Bertram laughed loudly and harshly.

“Of all the old wives’ tales! And you highly educated and extremely modern people believe such stuff as that!”

Joyce lit a cigarette, and puffed out a little wreath of smoke, daintily.

“I hate to tell you I’ve had the silver slipper! But if the worst comes to the worst, I hope I’ll go scornfully to death!”

Bertram looked at her, and though he did not believe the ridiculous explanation of the silver slipper, he could not resist a tribute of admiration in his eyes. Joyce had more pluck than any man in the crowd. If the impossible happened, she would go “scornfully to death!” With patrician pride. She read his thoughts, and a wave of colour rose to her forehead, and for a moment her eyes softened to him. Then she turned away, with a word about the boredom of the subject.

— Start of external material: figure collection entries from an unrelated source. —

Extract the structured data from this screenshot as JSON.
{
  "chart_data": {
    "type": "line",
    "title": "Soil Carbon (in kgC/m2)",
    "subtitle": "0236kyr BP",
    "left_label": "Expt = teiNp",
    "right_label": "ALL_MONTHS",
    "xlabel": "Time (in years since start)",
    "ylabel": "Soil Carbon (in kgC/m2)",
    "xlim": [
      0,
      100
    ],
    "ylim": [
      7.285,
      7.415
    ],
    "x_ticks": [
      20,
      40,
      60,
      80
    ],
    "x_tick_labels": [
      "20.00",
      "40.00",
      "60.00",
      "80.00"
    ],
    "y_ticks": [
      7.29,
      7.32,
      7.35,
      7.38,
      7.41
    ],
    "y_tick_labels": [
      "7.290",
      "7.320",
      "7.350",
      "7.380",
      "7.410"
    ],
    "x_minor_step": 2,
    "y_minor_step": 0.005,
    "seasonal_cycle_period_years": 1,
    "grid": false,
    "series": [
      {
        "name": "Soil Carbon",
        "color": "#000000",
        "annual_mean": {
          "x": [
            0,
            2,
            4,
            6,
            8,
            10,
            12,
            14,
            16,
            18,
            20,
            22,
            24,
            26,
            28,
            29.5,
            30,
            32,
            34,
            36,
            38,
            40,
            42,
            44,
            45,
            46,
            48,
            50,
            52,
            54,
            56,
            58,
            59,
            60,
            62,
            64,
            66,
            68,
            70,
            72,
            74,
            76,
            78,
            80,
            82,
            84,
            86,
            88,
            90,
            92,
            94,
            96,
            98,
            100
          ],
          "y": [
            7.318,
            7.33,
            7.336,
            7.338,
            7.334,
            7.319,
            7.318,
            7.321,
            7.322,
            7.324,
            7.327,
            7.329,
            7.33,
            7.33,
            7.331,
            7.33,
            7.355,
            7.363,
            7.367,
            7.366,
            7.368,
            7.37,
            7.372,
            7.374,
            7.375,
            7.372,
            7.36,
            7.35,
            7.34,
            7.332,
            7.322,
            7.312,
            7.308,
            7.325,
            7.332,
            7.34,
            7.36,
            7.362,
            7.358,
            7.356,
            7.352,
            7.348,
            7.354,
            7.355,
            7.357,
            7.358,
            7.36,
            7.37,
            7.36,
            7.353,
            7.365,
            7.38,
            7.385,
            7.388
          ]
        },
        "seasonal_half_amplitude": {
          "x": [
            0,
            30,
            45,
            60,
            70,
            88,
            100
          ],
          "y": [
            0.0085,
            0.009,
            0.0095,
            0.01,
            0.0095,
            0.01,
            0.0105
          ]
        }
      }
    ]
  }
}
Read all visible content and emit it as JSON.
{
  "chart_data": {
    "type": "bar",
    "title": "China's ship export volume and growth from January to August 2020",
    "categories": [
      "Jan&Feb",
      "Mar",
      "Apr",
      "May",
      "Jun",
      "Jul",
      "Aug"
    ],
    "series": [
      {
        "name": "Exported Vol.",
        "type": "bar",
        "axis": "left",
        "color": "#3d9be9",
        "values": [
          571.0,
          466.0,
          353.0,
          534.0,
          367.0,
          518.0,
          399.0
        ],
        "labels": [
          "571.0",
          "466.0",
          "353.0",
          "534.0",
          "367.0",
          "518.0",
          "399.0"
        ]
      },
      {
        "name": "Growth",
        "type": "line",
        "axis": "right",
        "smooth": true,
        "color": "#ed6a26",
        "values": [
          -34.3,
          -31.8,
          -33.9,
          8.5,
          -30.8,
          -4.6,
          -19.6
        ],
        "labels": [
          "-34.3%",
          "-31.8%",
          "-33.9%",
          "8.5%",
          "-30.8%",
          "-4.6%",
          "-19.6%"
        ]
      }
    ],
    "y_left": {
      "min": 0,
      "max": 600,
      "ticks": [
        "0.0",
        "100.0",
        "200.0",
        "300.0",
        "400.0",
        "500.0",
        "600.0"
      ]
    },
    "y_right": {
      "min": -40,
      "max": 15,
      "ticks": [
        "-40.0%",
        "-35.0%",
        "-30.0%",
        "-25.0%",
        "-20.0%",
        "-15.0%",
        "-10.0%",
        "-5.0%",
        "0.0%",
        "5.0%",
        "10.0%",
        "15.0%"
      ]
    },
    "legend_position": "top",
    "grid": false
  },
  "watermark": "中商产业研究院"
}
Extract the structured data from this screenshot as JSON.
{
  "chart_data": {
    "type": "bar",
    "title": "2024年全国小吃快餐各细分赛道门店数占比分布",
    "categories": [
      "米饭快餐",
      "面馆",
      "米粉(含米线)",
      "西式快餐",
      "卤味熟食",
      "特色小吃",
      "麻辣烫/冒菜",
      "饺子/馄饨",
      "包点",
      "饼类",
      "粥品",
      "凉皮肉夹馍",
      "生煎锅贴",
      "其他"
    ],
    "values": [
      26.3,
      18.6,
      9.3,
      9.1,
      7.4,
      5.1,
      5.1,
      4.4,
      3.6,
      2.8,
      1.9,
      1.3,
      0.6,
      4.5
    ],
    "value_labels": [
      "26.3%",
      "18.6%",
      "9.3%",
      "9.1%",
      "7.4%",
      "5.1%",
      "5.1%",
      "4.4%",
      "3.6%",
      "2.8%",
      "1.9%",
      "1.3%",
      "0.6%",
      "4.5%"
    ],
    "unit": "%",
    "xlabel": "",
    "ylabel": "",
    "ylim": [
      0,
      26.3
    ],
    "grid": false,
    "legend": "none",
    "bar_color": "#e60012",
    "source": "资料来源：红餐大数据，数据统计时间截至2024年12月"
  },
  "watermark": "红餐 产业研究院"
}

“Why not some Ouija board?” she asked. “Peter, you’re a wonder with the spirit world!”

It was the Reverend Peter Fynde who took the centre of the room. He hoped that if they experimented a little it would be with reverence. He deprecated the frivolous way in which some people approached the world beyond the veil, as so many were doing it in society now.

Bertram groaned.

“I call it blasphemy. To me, there’s something horrible and indecent in this attempt to ‘call up’ the dead.”

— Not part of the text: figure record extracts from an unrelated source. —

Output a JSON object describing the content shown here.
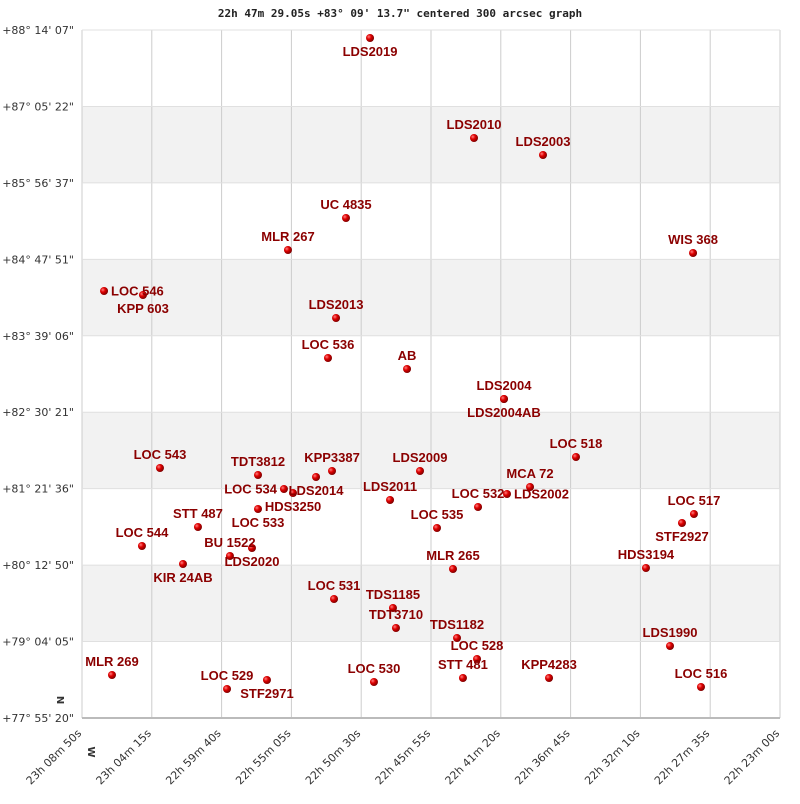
{
  "chart_data": {
    "type": "scatter",
    "title": "22h 47m 29.05s +83° 09' 13.7\" centered 300 arcsec graph",
    "x_unit": "RA (hours)",
    "y_unit": "Dec (degrees)",
    "xlim": [
      23.14722,
      22.38333
    ],
    "ylim": [
      77.9222,
      88.2353
    ],
    "x_tick_labels": [
      "23h 08m 50s",
      "23h 04m 15s",
      "22h 59m 40s",
      "22h 55m 05s",
      "22h 50m 30s",
      "22h 45m 55s",
      "22h 41m 20s",
      "22h 36m 45s",
      "22h 32m 10s",
      "22h 27m 35s",
      "22h 23m 00s"
    ],
    "y_tick_labels": [
      "+88° 14' 07\"",
      "+87° 05' 22\"",
      "+85° 56' 37\"",
      "+84° 47' 51\"",
      "+83° 39' 06\"",
      "+82° 30' 21\"",
      "+81° 21' 36\"",
      "+80° 12' 50\"",
      "+79° 04' 05\"",
      "+77° 55' 20\""
    ],
    "north_label": "N",
    "west_label": "W",
    "grid": true,
    "colors": {
      "point": "#cc0000",
      "label": "#8b0000",
      "band": "#f2f2f2",
      "grid": "#cccccc"
    },
    "points": [
      {
        "name": "LDS2019",
        "ra": 22.832,
        "dec": 88.1154
      },
      {
        "name": "LDS2010",
        "ra": 22.7182,
        "dec": 86.6164
      },
      {
        "name": "LDS2003",
        "ra": 22.6427,
        "dec": 86.3615
      },
      {
        "name": "UC 4835",
        "ra": 22.8583,
        "dec": 85.4172
      },
      {
        "name": "MLR 267",
        "ra": 22.9218,
        "dec": 84.9375
      },
      {
        "name": "WIS 368",
        "ra": 22.4785,
        "dec": 84.8925
      },
      {
        "name": "LOC 546",
        "ra": 23.1231,
        "dec": 84.3229
      },
      {
        "name": "KPP 603",
        "ra": 23.0805,
        "dec": 84.2629
      },
      {
        "name": "LDS2013",
        "ra": 22.8692,
        "dec": 83.9182
      },
      {
        "name": "LOC 536",
        "ra": 22.878,
        "dec": 83.3186
      },
      {
        "name": "AB",
        "ra": 22.7915,
        "dec": 83.1537
      },
      {
        "name": "LDS2004",
        "ra": 22.6854,
        "dec": 82.704
      },
      {
        "name": "LDS2004AB",
        "ra": 22.6854,
        "dec": 82.704
      },
      {
        "name": "LOC 518",
        "ra": 22.6066,
        "dec": 81.8346
      },
      {
        "name": "LOC 543",
        "ra": 23.0619,
        "dec": 81.6697
      },
      {
        "name": "TDT3812",
        "ra": 22.9546,
        "dec": 81.5647
      },
      {
        "name": "KPP3387",
        "ra": 22.8736,
        "dec": 81.6247
      },
      {
        "name": "LDS2014",
        "ra": 22.8911,
        "dec": 81.5347
      },
      {
        "name": "LOC 534",
        "ra": 22.9262,
        "dec": 81.3549
      },
      {
        "name": "HDS3250",
        "ra": 22.9163,
        "dec": 81.2949
      },
      {
        "name": "LOC 533",
        "ra": 22.9546,
        "dec": 81.0551
      },
      {
        "name": "LDS2009",
        "ra": 22.7773,
        "dec": 81.6247
      },
      {
        "name": "LDS2011",
        "ra": 22.8101,
        "dec": 81.19
      },
      {
        "name": "LOC 532",
        "ra": 22.7138,
        "dec": 81.0851
      },
      {
        "name": "LDS2002",
        "ra": 22.6821,
        "dec": 81.2799
      },
      {
        "name": "MCA  72",
        "ra": 22.6569,
        "dec": 81.3849
      },
      {
        "name": "LOC 535",
        "ra": 22.7587,
        "dec": 80.7703
      },
      {
        "name": "MLR 265",
        "ra": 22.7412,
        "dec": 80.1557
      },
      {
        "name": "LDS2020",
        "ra": 22.9612,
        "dec": 80.4705
      },
      {
        "name": "BU 1522",
        "ra": 22.9853,
        "dec": 80.3506
      },
      {
        "name": "STT 487",
        "ra": 23.0203,
        "dec": 80.7853
      },
      {
        "name": "LOC 544",
        "ra": 23.0816,
        "dec": 80.5005
      },
      {
        "name": "KIR  24AB",
        "ra": 23.0367,
        "dec": 80.2306
      },
      {
        "name": "LOC 517",
        "ra": 22.4775,
        "dec": 80.9801
      },
      {
        "name": "STF2927",
        "ra": 22.4906,
        "dec": 80.8452
      },
      {
        "name": "HDS3194",
        "ra": 22.53,
        "dec": 80.1707
      },
      {
        "name": "LOC 531",
        "ra": 22.8714,
        "dec": 79.706
      },
      {
        "name": "TDS1185",
        "ra": 22.8069,
        "dec": 79.5711
      },
      {
        "name": "TDT3710",
        "ra": 22.8036,
        "dec": 79.2713
      },
      {
        "name": "TDS1182",
        "ra": 22.7368,
        "dec": 79.1214
      },
      {
        "name": "LOC 528",
        "ra": 22.7149,
        "dec": 78.8066
      },
      {
        "name": "STT 481",
        "ra": 22.7303,
        "dec": 78.5218
      },
      {
        "name": "LOC 530",
        "ra": 22.8277,
        "dec": 78.4618
      },
      {
        "name": "KPP4283",
        "ra": 22.6361,
        "dec": 78.5218
      },
      {
        "name": "LDS1990",
        "ra": 22.5037,
        "dec": 79.0015
      },
      {
        "name": "LOC 516",
        "ra": 22.4698,
        "dec": 78.3869
      },
      {
        "name": "MLR 269",
        "ra": 23.1144,
        "dec": 78.5667
      },
      {
        "name": "LOC 529",
        "ra": 22.9885,
        "dec": 78.3569
      },
      {
        "name": "STF2971",
        "ra": 22.9448,
        "dec": 78.4918
      }
    ]
  }
}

“I don’t agree with you,” said Joyce. “The other day we were in touch with Hal and Dudy. They spoke as they used to—the old home slang. One could not doubt.”

“It was all being drawn from your subconscious mind, Joyce. But I object to the whole business. It’s unhealthy. It’s rotten and decadent.”

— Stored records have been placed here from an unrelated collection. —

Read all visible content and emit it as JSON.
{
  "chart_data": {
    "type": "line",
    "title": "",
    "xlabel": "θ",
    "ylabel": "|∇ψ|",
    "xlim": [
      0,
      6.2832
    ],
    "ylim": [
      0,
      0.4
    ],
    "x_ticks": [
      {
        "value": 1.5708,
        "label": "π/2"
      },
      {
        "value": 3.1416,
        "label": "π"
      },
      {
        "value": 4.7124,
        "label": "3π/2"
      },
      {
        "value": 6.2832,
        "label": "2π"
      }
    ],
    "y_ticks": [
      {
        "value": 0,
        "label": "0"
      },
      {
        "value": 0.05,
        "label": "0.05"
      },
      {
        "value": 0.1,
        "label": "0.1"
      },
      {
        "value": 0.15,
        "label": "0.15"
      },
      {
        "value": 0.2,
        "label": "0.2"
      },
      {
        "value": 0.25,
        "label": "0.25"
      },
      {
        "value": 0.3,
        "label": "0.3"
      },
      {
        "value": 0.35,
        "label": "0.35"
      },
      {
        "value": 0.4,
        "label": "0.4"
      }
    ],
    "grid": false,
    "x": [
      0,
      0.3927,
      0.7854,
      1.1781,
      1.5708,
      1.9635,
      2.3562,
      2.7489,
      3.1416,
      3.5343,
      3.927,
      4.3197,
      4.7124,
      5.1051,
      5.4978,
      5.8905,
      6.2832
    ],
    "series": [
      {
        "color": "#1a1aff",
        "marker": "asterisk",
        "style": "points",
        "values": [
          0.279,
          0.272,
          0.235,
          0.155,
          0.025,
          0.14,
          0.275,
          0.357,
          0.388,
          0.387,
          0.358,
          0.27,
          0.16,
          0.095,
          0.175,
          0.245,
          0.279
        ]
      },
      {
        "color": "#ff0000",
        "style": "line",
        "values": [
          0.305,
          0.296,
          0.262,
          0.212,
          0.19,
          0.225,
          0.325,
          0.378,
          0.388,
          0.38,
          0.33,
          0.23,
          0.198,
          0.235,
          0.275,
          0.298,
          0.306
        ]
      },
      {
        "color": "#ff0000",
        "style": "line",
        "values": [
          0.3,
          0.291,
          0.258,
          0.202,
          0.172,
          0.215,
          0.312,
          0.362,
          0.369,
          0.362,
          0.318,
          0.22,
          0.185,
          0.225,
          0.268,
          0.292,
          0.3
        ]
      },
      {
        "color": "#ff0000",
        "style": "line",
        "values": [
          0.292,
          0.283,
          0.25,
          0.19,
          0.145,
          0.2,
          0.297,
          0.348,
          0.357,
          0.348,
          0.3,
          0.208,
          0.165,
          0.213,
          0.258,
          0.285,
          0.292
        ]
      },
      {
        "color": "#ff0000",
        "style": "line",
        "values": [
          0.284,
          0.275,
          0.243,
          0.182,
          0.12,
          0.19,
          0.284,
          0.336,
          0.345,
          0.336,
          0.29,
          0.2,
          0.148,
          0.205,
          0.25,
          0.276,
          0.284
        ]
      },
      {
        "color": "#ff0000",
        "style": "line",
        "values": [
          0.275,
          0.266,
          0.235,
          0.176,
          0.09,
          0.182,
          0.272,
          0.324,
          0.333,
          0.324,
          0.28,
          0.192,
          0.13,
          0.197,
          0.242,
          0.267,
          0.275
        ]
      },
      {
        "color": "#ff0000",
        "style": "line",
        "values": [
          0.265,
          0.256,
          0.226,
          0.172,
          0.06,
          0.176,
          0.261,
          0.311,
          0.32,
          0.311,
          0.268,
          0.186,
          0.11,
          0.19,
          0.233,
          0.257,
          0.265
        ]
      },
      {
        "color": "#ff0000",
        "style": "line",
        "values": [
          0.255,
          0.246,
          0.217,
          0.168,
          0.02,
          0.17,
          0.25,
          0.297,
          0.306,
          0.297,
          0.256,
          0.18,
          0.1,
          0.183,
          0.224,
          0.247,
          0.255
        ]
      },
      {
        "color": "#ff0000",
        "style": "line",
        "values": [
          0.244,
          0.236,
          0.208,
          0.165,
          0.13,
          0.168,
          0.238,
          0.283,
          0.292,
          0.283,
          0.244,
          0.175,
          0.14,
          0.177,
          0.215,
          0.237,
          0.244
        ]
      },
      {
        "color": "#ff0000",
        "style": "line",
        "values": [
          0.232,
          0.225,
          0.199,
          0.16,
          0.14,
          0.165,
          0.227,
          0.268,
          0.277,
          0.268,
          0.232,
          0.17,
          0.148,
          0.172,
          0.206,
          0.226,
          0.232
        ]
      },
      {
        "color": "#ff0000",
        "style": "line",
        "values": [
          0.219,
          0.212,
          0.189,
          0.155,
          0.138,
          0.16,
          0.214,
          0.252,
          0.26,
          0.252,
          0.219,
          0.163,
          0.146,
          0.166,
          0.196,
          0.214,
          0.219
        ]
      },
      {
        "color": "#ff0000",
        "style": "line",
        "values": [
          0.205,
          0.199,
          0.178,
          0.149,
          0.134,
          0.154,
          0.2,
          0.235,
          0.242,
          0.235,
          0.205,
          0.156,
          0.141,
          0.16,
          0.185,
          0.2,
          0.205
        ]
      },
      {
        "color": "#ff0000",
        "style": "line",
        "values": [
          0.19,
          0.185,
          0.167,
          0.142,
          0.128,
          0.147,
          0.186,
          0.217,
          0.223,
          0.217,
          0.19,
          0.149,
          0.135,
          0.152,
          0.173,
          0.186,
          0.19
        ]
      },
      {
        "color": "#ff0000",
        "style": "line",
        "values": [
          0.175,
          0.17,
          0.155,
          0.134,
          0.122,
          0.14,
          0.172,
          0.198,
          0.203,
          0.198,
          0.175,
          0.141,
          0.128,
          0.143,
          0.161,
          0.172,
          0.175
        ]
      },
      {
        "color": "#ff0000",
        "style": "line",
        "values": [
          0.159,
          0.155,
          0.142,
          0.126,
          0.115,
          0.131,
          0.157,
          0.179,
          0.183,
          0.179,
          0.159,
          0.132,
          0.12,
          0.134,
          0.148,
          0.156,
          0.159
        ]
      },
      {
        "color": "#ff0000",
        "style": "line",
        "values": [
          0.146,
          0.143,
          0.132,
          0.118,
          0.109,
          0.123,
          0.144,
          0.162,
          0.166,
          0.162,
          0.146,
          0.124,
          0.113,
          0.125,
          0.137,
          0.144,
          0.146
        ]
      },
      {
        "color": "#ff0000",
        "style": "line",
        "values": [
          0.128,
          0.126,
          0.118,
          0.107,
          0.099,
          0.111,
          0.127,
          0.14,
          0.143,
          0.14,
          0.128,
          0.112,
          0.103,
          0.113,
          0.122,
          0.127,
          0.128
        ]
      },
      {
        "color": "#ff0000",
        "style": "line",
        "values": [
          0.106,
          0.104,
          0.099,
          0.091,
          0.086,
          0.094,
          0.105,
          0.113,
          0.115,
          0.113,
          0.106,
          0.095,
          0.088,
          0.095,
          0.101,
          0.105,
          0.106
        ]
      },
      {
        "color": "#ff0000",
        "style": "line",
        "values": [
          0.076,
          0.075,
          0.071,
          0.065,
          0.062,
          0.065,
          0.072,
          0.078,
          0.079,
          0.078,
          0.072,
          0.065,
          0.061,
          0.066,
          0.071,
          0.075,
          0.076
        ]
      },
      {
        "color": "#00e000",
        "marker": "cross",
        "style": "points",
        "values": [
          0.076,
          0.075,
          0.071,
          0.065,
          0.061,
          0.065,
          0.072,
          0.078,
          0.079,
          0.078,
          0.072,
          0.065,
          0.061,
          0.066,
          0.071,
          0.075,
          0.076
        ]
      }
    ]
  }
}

“You needn’t stay,” said Joyce.

Bertram did not stay. After his altercation with the Reverend Peter, he went out to see some of his own friends, whose ideas he liked better than those of Joyce’s crowd, whose point of view was more like his own than Joyce’s.

Alas, for that! Alas, for many things. How was it going to work out between him and Joyce? Were they drifting apart? Were they going to add one more to all those broken marriages which had become an epidemic in English life, after the War? No, by God, not that! It was only the inevitable strain of early marriage. They would have to readjust themselves a little. More patience on his side. More understanding on hers. Tolerance. Give and take. Politics barred. Religion barred. A sense of humour. Success. Yes, if his book succeeded and he could establish a literary career, paying his Scot and lot, it would make a deal of difference. Joyce would be proud of him, and the book would help her to understand his point of view. Thank Heaven for the book! It kept him busy. It gave him an object in life. It was the expression of the truth that was in him. It was a cure for loneliness. … Oh, the curse of loneliness!